El acceso al crédito vuelve a ocupar un lugar central en la agenda productiva chaqueña. En un contexto donde productores y entidades rurales vienen reclamando herramientas financieras adaptadas a la realidad del campo, el Gobierno del Chaco y el Banco de Inversión y Comercio Exterior (BICE) presentaron una nueva línea destinada al desarrollo ganadero.
La propuesta apunta a productores bovinos y bubalinos y tiene una particularidad poco habitual en el mercado financiero: las cuotas se expresan en kilos de novillo y se cancelan en pesos según el Índice Novillo del Mercado Agroganadero (INMAG). De esta manera, el esquema busca reducir la incertidumbre vinculada a la inflación, las tasas de interés y las variaciones económicas.
Los créditos podrán utilizarse para la compra de vaquillonas, retención de terneras y actividades de recría y engorde. Los montos alcanzan hasta 800 millones de pesos por productor o empresa, con plazos de hasta cinco años para compra y retención de hacienda y hasta tres años para recría y engorde.
Además, la operatoria contará con el respaldo del Fondo de Garantías del Chaco (FOGACH) y mecanismos de coaval impulsados junto al Consejo Federal de Inversiones (CFI), con el objetivo de facilitar el acceso al financiamiento para productores de distintos tamaños.

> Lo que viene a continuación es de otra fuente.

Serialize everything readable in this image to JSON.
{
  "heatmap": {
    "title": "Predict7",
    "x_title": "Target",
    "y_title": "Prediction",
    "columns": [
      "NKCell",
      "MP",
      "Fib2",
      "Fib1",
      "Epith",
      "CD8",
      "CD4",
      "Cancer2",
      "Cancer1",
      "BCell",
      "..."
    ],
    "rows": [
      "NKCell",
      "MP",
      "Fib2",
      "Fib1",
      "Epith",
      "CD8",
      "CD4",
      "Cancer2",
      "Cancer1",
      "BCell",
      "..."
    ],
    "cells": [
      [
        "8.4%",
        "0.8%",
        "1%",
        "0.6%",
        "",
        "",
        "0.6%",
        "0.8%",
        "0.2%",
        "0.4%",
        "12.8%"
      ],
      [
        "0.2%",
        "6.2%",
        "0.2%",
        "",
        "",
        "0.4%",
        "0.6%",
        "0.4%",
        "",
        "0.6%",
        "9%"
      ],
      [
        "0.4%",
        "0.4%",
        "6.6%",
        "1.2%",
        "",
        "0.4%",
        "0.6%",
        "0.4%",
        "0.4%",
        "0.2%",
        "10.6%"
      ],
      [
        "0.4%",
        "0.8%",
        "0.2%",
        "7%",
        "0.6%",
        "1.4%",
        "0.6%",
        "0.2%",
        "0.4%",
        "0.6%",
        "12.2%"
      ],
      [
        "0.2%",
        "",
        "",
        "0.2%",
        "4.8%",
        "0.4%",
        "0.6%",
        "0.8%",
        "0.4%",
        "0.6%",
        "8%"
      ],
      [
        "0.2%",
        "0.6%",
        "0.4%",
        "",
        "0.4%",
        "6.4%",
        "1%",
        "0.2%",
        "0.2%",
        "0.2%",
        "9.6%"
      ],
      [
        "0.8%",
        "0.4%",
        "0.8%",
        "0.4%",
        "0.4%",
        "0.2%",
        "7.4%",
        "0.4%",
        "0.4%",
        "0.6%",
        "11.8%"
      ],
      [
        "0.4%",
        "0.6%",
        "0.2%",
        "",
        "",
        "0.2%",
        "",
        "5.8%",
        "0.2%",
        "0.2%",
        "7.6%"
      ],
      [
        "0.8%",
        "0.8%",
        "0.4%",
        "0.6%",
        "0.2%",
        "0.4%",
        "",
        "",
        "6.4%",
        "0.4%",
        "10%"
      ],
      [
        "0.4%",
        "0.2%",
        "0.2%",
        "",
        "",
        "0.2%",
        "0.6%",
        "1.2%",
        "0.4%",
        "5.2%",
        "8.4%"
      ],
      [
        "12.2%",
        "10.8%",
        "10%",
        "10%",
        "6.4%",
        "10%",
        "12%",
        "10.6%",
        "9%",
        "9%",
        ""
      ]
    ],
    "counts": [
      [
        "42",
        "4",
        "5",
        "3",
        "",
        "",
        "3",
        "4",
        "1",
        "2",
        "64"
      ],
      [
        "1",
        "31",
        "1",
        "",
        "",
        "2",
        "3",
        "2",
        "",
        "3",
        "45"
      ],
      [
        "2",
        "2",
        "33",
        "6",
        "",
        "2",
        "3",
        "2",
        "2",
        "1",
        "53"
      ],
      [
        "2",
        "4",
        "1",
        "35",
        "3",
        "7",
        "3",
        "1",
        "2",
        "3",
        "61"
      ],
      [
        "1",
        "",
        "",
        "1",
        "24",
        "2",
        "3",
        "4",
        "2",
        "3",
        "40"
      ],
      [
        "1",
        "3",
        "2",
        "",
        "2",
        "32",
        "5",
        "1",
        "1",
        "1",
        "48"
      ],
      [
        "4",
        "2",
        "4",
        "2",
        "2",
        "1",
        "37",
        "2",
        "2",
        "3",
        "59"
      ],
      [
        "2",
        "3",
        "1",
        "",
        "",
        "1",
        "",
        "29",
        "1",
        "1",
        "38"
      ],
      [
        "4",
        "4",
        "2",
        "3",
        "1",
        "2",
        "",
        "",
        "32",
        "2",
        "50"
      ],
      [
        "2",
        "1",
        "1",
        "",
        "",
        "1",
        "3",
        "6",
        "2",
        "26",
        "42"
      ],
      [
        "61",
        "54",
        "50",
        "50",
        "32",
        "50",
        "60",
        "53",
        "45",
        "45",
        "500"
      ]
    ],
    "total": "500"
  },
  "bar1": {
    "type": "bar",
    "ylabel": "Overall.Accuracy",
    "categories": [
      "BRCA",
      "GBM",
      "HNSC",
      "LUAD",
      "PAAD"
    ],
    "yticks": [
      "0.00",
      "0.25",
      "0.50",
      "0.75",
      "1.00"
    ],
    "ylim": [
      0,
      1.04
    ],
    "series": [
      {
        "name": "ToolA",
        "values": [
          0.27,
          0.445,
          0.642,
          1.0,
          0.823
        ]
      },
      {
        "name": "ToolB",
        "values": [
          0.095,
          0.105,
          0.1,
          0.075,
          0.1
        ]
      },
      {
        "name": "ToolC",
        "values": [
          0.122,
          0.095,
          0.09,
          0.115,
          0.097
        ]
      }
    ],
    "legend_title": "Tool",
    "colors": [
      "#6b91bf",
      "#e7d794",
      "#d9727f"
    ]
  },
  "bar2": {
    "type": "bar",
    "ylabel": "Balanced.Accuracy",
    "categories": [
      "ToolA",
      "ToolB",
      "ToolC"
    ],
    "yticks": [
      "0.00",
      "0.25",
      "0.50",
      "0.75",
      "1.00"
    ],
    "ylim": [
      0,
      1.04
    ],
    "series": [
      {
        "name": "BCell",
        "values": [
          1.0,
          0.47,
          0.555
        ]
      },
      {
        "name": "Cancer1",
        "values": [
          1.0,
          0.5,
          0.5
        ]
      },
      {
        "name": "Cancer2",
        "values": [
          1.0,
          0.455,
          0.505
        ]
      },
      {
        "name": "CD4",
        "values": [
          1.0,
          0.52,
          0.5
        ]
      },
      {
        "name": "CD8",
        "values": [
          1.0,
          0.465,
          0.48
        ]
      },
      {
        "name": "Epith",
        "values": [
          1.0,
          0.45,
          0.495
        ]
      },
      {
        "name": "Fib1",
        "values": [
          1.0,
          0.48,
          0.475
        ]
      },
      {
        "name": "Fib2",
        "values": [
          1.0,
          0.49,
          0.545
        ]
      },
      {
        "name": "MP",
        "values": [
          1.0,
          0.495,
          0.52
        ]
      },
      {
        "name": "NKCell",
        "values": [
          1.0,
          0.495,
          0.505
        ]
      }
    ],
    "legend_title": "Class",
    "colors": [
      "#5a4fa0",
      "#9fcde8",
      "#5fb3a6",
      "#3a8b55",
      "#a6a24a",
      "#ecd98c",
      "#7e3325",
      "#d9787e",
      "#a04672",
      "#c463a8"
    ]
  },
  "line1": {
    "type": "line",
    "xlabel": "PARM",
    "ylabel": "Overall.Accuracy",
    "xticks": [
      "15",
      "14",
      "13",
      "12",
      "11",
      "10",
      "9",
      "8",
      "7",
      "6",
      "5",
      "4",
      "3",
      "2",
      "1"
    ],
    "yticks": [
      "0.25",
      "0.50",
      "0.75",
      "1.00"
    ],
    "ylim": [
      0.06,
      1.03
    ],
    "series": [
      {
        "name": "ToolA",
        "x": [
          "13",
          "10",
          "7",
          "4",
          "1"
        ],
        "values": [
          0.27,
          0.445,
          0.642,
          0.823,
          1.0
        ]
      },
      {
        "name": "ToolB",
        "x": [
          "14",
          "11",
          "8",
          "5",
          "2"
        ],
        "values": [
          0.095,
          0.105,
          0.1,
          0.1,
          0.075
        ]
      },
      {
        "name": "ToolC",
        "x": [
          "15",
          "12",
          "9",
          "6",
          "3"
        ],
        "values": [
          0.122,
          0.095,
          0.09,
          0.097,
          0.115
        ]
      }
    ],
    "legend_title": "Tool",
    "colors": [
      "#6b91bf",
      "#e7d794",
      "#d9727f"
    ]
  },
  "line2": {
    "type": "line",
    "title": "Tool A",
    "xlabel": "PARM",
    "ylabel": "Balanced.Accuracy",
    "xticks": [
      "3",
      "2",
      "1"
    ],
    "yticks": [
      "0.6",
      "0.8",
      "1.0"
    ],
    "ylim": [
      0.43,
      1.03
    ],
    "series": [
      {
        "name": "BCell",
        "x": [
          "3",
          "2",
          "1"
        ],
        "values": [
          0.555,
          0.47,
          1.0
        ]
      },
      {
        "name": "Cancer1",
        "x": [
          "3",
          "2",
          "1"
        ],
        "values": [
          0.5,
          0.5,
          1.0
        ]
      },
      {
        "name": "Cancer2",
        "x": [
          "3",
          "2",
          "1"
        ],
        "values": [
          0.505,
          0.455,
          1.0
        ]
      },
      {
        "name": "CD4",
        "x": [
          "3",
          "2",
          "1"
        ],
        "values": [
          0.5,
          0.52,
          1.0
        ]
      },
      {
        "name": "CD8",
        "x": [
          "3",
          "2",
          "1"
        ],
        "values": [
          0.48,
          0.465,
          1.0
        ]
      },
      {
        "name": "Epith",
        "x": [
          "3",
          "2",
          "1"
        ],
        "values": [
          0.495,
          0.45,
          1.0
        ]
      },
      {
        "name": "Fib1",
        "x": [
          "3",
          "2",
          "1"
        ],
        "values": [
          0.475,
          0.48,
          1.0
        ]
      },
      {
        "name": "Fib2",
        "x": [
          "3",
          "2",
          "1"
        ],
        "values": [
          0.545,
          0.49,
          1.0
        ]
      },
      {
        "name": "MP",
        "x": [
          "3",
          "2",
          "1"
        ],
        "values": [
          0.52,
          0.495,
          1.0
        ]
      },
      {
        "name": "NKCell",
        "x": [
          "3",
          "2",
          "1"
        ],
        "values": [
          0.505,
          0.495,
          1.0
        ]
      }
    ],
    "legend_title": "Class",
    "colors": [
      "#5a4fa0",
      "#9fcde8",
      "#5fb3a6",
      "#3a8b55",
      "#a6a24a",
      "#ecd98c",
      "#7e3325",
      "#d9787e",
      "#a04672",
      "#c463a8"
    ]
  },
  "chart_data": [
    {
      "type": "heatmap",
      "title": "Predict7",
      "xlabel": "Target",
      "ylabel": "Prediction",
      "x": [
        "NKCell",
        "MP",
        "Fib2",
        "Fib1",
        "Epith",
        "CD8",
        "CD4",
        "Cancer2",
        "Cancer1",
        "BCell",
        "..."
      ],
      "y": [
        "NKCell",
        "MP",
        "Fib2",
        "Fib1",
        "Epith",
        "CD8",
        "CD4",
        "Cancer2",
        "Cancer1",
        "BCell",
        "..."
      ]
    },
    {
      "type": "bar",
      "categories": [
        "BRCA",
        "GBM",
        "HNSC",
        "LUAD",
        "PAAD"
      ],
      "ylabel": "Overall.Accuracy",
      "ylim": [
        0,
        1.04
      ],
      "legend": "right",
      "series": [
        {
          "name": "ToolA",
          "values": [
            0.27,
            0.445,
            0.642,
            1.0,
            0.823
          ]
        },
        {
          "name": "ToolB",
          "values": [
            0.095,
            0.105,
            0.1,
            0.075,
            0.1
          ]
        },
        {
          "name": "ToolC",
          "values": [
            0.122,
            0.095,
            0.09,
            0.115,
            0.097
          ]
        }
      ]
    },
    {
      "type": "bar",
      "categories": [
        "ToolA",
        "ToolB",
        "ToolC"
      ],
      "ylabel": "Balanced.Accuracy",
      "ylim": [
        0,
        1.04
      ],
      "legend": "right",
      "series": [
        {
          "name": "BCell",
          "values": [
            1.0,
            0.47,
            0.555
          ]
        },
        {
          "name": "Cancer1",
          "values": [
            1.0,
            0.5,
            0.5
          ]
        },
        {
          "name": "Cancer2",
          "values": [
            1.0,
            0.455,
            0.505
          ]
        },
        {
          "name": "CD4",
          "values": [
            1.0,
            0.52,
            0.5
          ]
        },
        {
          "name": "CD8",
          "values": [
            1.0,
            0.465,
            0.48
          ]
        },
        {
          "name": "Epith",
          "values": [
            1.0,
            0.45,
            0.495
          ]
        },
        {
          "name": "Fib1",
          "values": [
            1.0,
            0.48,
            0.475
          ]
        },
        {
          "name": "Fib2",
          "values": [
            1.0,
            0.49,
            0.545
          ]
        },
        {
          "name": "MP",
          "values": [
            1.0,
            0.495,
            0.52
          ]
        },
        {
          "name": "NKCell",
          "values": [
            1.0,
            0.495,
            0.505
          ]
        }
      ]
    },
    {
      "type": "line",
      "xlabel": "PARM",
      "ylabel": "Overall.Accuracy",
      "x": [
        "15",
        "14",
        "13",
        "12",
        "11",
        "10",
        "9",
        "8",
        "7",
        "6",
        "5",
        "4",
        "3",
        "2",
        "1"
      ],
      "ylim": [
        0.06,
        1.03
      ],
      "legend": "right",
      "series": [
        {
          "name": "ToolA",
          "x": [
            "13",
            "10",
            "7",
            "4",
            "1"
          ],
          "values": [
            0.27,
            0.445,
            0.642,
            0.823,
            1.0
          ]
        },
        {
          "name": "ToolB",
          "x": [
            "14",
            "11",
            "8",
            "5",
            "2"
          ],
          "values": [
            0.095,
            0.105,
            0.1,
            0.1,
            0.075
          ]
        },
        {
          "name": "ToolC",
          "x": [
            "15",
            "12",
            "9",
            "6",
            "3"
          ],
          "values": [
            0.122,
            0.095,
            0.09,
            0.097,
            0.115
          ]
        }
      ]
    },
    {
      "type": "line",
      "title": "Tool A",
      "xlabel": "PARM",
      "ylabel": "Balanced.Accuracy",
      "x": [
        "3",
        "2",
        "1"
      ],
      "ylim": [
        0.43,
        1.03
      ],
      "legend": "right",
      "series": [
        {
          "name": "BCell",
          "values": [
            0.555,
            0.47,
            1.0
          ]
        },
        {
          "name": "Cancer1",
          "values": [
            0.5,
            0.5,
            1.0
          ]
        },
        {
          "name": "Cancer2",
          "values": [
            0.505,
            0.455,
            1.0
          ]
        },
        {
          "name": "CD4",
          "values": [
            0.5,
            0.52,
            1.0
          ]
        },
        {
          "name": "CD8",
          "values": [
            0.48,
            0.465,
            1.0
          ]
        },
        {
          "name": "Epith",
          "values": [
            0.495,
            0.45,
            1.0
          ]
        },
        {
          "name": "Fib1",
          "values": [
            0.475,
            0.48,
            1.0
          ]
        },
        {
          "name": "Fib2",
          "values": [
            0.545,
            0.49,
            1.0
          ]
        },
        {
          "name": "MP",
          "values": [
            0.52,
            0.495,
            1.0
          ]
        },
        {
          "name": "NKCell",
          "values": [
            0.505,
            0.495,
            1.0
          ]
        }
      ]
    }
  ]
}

La iniciativa llega en un momento en que el financiamiento se convirtió en uno de los principales temas de discusión dentro del sector agropecuario. Durante las últimas exposiciones y encuentros productivos, referentes ganaderos remarcaron la necesidad de contar con líneas acordes a los ciclos de producción y alejadas de la lógica de los créditos tradicionales.
La presencia del BICE en Agronea 2026, donde la entidad participará por primera vez con un stand propio, también formará parte de la estrategia para acercar estas herramientas a productores y empresas de toda la región.